Martha Elisabeth G. [accused of killing 28 patients]: Certainly I felt guilty about it at that time and, although I didn't do any killings by myself, I did help and I had a certain felling of guilt. I'm only an ordinary nurse,...and never realized that, legally speaking, I had become implicated in the killings. When I had to assist in the killings, I acted under duress and never with the intention to kill a person. (...) At that time, nobody would have helped us at Obrawalde if we had refused to do the work and there wasn't anybody to pour out one's heart to and who we could trust. As a sort of slaves we were completely at the mercy of the rulers and their political line (Ebbinghaus, 1987, p. 245).
Edith B.: Although I knew, respectively assumed from hearsay, that at Ward U2 (...) killings were done and the patients I moved to that ward possibly were condemned women, I didn't see anything wrong with it (Ebbinghaus, 1987, p. 245).

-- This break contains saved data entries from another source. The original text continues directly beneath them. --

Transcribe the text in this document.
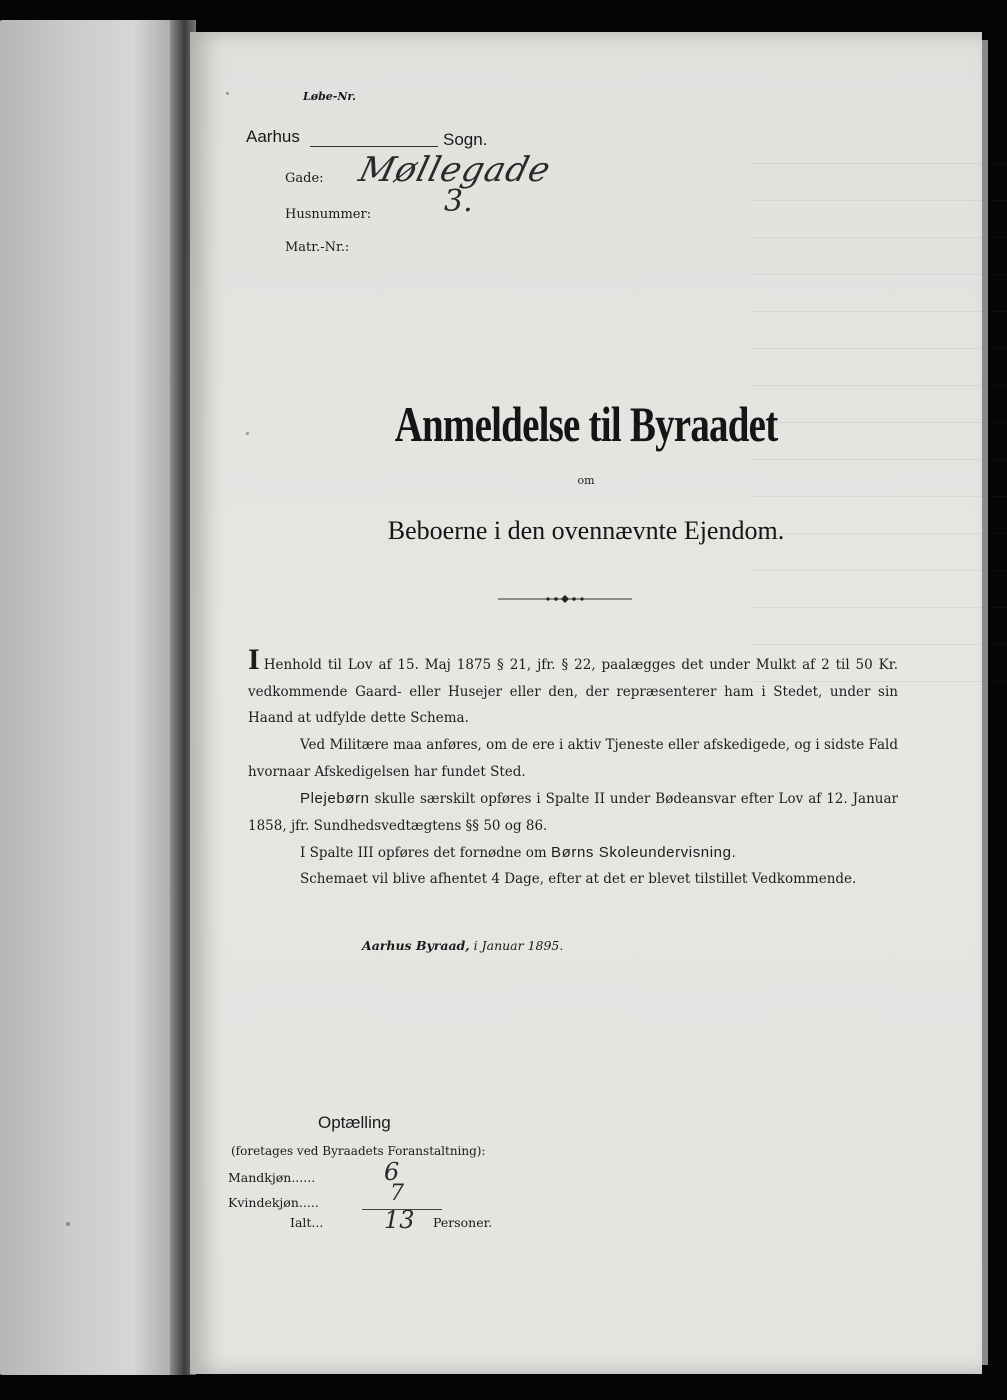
Løbe-Nr.
Aarhus	Sogn.
Gade: Møllegade
Husnummer: 3.
Matr.-Nr.:
Anmeldelse til Byraadet
om
Beboerne i den ovennævnte Ejendom.
I Henhold til Lov af 15. Maj 1875 § 21, jfr. § 22, paalægges det under Mulkt af 2 til 50 Kr. vedkommende Gaard- eller Husejer eller den, der repræsenterer ham i Stedet, under sin Haand at udfylde dette Schema.
Ved Militære maa anføres, om de ere i aktiv Tjeneste eller afskedigede, og i sidste Fald hvornaar Afskedigelsen har fundet Sted.
Plejebørn skulle særskilt opføres i Spalte II under Bødeansvar efter Lov af 12. Januar 1858, jfr. Sundhedsvedtægtens §§ 50 og 86.
I Spalte III opføres det fornødne om Børns Skoleundervisning.
Schemaet vil blive afhentet 4 Dage, efter at det er blevet tilstillet Vedkommende.
Aarhus Byraad, i Januar 1895.
Optælling
(foretages ved Byraadets Foranstaltning):
Mandkjøn......	6
Kvindekjøn.....	7
Ialt...	13 Personer.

Margarete Maria M. [accused of killing three patients]: If I had refused to execute her [another nurse's] orders, I would have been dismissed. I could have quit the job, but at that time I was obliged to support my grandparents in Meseritz (Ebbinghaus, 1987, p. 245).

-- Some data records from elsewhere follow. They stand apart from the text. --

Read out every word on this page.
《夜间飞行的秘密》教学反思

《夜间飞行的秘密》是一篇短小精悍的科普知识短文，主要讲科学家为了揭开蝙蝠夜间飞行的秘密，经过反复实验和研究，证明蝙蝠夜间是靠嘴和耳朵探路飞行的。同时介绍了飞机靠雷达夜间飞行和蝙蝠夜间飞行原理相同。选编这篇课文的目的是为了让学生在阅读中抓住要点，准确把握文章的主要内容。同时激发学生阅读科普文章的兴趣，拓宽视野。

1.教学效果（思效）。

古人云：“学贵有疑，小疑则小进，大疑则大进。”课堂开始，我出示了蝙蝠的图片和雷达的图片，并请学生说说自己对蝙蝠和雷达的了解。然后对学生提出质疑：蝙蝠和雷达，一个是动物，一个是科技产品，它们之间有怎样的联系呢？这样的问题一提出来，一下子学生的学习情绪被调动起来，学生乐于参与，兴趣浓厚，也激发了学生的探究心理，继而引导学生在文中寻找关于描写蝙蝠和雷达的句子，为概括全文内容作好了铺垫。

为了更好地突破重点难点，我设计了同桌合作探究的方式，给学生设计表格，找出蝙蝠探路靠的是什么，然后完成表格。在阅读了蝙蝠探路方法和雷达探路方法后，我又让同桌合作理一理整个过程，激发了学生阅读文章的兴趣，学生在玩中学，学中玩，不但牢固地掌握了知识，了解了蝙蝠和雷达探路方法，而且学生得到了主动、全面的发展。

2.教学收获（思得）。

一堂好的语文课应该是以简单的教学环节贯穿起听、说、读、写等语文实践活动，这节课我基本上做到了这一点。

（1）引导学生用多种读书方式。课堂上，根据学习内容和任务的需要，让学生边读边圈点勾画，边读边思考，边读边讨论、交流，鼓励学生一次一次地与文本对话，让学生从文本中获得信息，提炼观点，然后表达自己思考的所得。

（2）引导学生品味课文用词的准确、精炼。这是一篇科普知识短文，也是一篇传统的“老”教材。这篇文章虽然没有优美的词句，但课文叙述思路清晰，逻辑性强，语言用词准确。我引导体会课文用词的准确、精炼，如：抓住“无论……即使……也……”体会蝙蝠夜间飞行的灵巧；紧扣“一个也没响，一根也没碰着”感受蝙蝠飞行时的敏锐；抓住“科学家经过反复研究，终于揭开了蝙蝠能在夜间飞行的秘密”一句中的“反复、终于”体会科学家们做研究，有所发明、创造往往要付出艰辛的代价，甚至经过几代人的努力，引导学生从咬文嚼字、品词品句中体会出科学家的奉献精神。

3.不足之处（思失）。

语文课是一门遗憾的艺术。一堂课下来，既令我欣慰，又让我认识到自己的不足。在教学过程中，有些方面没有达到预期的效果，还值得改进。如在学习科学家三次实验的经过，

Gertrude F. [accused of killing five patients]: When I did it by preparing the medicine, I did it without any knowledge of legal consequences. The preparation of medicine in order to give it to the patient actually was one of my duties which was one of the reasons why I didn't realize that I did something wrong. I wasn't able to see a direct connection between my work and the killings. In addition you have to consider that I had worked in a mental institution for years and that the nurses were obliged to strictly obey their superiors, the senior nurses, the physicians and, last but not least, the director of the institution. In addition, I was the youngest nurse at our ward. Still today, I haven't completely become aware of my wrongdoing (Ebbinghaus, 1987, p. 245).

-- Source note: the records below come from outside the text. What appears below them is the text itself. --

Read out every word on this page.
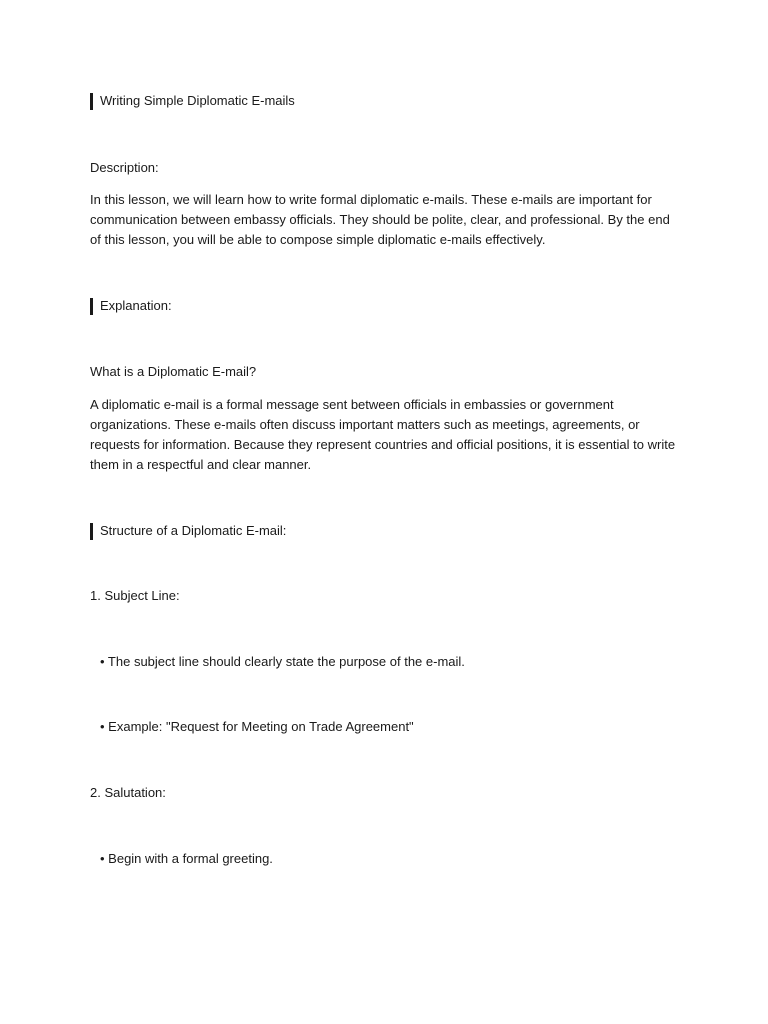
Writing Simple Diplomatic E-mails

Description:

In this lesson, we will learn how to write formal diplomatic e-mails. These e-mails are important for communication between embassy officials. They should be polite, clear, and professional. By the end of this lesson, you will be able to compose simple diplomatic e-mails effectively.

Explanation:

What is a Diplomatic E-mail?

A diplomatic e-mail is a formal message sent between officials in embassies or government organizations. These e-mails often discuss important matters such as meetings, agreements, or requests for information. Because they represent countries and official positions, it is essential to write them in a respectful and clear manner.

Structure of a Diplomatic E-mail:

1. Subject Line:

• The subject line should clearly state the purpose of the e-mail.

• Example: "Request for Meeting on Trade Agreement"

2. Salutation:

• Begin with a formal greeting.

Erna Elfriede E. [accused of participating in the killing of 200 patients]: They didn't make me swear on a secret matter of the Reich and I wasn't sworn to silence. (...) I considered the killings as injustice. Something like that was not supposed to happen, because nobody was allowed to order it. I was brought up quite as a Christian. I already learned as a child what one may and mustn't do. I learned that one mustn't steal and mustn't kill. [When asked why she didn't refuse to participate in the killings] Because I was ordered to do it. When I am asked again, why I didn't refuse, although I realized that it was an injustice, I can't give an answer to this question. I do and did in the past have a strong feeling of guilt but it is impossible for me to give a reason for the fact that I didn't refuse. It simply was ordered and I had to execute the orders (Ebbinghaus, 1987, p. 246).